Benoît XV (1854-1922)
Le choc des mots, la force des initiatives
Élu pape le 3 septembre 1914, il a connu la guerre pendant plus de quatre ans, sur sept ans de pontificat. Fervent apôtre de la paix, il s’éleva en paroles et en actes contre « l’horrible boucherie », intercédant notamment en faveur des prisonniers.
« La paix est le plus beau don de Dieu », écrivait Benoît XV en 1920. Mais il lui en aura coûté avant qu’elle ne soit rétablie…
Dès son élection, Benoît XV exprime son regret que la guerre transforme l’Europe en « champ de mort » et plaide pour une paix « juste et durable ». Il tint à rester neutre dans le conflit. On le lui reprocha. Les Alliés, en particulier, ne comprenaient pas qu’il garde le silence sur les crimes de guerre au lieu de les condamner. Ils s’estimaient blessés quand leur combat était désigné comme un « massacre inutile ». D’où ces formules cruelles employées pour le désigner après un document de 1917 dans lequel il faisait des propositions détaillées pour la paix : il fut « Pilate XV » pour Léon Bloy, « le pape boche » pour Georges Clémenceau, « un pape français » pour Erich Ludendorff. Le père Antonin Sertillanges lui-même déclarait : « Très Saint-Père, nous ne pouvons pas pour l’instant retenir vos appels à la paix ».

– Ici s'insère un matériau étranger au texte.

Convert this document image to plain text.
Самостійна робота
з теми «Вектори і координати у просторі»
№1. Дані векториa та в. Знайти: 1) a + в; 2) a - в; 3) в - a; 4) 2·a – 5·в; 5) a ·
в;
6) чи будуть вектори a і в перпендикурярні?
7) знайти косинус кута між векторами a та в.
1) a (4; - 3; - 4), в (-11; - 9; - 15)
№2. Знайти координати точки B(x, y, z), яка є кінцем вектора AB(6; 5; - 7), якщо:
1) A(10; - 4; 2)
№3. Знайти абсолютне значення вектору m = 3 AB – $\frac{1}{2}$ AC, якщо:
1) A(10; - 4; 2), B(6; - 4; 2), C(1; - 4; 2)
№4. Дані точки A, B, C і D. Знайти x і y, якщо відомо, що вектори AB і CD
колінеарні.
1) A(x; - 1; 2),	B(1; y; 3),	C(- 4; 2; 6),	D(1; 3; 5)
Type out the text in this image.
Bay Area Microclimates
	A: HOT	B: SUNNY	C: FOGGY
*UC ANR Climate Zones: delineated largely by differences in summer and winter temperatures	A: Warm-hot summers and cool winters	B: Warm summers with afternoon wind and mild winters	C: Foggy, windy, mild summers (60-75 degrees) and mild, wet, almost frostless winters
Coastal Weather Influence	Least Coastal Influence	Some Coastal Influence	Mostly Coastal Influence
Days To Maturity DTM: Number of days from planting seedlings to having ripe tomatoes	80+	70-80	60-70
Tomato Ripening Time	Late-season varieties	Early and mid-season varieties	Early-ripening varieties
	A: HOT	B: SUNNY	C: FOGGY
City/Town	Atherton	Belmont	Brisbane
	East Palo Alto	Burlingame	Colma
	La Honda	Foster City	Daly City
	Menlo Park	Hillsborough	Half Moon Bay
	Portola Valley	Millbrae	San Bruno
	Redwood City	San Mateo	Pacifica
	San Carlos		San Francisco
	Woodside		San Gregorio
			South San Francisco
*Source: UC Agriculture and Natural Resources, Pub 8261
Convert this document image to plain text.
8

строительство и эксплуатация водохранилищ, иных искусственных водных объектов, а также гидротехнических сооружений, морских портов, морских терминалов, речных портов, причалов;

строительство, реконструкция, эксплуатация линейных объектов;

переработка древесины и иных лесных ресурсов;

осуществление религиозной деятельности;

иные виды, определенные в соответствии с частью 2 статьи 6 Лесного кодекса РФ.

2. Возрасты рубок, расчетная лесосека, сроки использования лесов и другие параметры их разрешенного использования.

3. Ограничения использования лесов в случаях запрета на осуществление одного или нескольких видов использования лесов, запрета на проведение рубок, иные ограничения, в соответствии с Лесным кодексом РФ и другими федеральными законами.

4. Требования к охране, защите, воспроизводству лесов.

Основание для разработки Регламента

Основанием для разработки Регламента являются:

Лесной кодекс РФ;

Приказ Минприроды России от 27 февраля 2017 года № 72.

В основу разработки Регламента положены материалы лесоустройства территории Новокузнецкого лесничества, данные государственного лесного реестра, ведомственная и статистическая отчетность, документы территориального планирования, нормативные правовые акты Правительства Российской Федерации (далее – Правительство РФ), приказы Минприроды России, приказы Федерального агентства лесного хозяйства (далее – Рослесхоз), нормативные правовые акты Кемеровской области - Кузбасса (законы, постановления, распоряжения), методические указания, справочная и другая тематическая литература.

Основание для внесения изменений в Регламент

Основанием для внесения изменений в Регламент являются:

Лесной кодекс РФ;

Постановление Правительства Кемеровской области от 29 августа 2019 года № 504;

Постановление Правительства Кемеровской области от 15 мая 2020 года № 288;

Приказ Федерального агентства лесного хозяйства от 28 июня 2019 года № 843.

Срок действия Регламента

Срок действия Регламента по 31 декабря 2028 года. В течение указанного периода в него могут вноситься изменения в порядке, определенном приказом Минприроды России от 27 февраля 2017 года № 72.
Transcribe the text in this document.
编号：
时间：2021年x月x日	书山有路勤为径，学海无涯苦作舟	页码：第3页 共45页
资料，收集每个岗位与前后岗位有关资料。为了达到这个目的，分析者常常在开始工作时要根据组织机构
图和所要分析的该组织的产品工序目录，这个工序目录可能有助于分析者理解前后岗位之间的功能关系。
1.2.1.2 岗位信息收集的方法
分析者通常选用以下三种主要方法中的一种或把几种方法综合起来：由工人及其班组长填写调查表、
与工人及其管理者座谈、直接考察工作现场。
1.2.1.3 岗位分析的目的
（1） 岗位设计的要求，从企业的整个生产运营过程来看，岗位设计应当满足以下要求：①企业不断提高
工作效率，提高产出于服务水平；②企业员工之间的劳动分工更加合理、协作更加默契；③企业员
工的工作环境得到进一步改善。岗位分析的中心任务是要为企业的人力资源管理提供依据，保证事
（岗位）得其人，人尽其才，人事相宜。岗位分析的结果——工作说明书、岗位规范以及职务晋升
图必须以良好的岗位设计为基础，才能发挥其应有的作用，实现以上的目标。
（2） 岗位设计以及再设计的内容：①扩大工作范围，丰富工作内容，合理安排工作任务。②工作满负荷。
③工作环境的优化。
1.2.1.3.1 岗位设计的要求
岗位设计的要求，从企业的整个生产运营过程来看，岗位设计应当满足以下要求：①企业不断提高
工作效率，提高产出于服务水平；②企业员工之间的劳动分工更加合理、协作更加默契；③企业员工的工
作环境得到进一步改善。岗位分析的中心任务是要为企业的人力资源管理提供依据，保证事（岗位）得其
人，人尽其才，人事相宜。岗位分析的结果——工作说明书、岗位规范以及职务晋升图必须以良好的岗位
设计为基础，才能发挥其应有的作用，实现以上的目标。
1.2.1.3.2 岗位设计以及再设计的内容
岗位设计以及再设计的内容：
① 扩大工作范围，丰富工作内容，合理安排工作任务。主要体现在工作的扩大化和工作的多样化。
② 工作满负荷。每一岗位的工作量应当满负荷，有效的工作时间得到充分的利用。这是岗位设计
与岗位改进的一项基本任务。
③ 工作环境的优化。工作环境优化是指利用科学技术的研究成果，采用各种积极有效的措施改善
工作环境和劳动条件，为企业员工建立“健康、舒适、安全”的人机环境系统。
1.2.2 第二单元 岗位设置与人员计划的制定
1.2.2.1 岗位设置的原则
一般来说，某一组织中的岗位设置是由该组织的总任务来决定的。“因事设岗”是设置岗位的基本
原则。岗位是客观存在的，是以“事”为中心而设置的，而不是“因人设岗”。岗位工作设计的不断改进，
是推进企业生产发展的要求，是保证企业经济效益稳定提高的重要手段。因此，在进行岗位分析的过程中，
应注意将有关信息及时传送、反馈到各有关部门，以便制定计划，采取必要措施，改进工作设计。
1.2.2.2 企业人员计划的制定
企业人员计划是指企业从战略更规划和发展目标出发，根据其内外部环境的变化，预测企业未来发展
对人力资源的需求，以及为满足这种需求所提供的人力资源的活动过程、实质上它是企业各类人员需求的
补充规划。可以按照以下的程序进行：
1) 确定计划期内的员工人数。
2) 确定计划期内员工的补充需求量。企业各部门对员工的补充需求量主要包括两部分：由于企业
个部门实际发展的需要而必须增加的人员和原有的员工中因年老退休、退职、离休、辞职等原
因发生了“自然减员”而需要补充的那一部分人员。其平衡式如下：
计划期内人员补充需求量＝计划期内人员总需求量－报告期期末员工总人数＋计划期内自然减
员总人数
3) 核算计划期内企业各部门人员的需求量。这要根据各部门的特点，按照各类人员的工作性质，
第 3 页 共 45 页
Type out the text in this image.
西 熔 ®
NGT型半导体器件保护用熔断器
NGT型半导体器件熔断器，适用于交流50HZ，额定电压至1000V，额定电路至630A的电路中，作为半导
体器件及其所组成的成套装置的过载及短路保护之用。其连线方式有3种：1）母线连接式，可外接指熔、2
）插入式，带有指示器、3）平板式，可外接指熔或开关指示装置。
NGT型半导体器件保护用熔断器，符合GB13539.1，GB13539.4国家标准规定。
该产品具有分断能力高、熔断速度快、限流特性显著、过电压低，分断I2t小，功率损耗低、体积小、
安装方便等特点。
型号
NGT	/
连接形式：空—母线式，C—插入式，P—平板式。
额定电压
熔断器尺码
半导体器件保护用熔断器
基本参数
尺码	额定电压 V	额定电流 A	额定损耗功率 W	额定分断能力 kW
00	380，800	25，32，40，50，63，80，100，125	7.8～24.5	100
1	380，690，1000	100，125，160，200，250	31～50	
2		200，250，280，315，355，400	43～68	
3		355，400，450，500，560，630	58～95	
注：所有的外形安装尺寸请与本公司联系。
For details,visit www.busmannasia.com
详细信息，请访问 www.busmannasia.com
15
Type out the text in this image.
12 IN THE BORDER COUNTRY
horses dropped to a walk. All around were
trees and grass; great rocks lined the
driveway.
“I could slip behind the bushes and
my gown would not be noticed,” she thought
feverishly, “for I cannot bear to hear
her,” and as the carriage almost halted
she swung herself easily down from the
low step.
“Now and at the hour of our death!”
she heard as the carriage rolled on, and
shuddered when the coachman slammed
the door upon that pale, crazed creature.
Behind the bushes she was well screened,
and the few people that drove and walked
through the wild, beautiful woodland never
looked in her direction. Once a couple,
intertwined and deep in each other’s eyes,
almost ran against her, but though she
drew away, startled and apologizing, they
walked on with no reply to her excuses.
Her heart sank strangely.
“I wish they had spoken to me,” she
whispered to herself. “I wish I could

En désignant la guerre comme « l’horrible boucherie qui déshonore l’Europe, la plus sombre tragédie de l’humaine démence », le Pape ne s’en tenait pas au langage diplomatique ! Il rappelait, en vain, que les combattants « descendent d’un même ancêtre ». « Nous appartenons tous à une même société humaine ».
Si ses paroles, même fortes, restaient inefficaces, Benoît XV prenait des initiatives qui reçurent un meilleur accueil : les premiers échanges de prisonniers blessés et malades eurent lieu sur sa suggestion dès le début de 1915. Il fonda l’œuvre des prisonniers, qui donnait des renseignements aux familles et assura un certain nombre de rapatriements. Sensible aux conséquences des guerres sur les populations civiles, il contribua après la guerre à ravitailler les enfants sous-alimentés des pays vaincus ou sinistrés.
Avant Jean XXIII et le concile Vatican II, Benoît XV se prononça en faveur d’une autorité politique internationale (ce fut la Société des nations). Sa préoccupation pour les Églises orientales traduisait son espoir d’un rapprochement avec l’orthodoxie. Il insista pour qu’un clergé indigène soit formé dans les territoires de mission et rappela que le missionnaire n’est pas « le missionnaire de sa patrie, mais le missionnaire du Christ ».
À un peu moins d’un siècle de distance, nous trouvons chez ce pape un bon nombre de traits contemporains.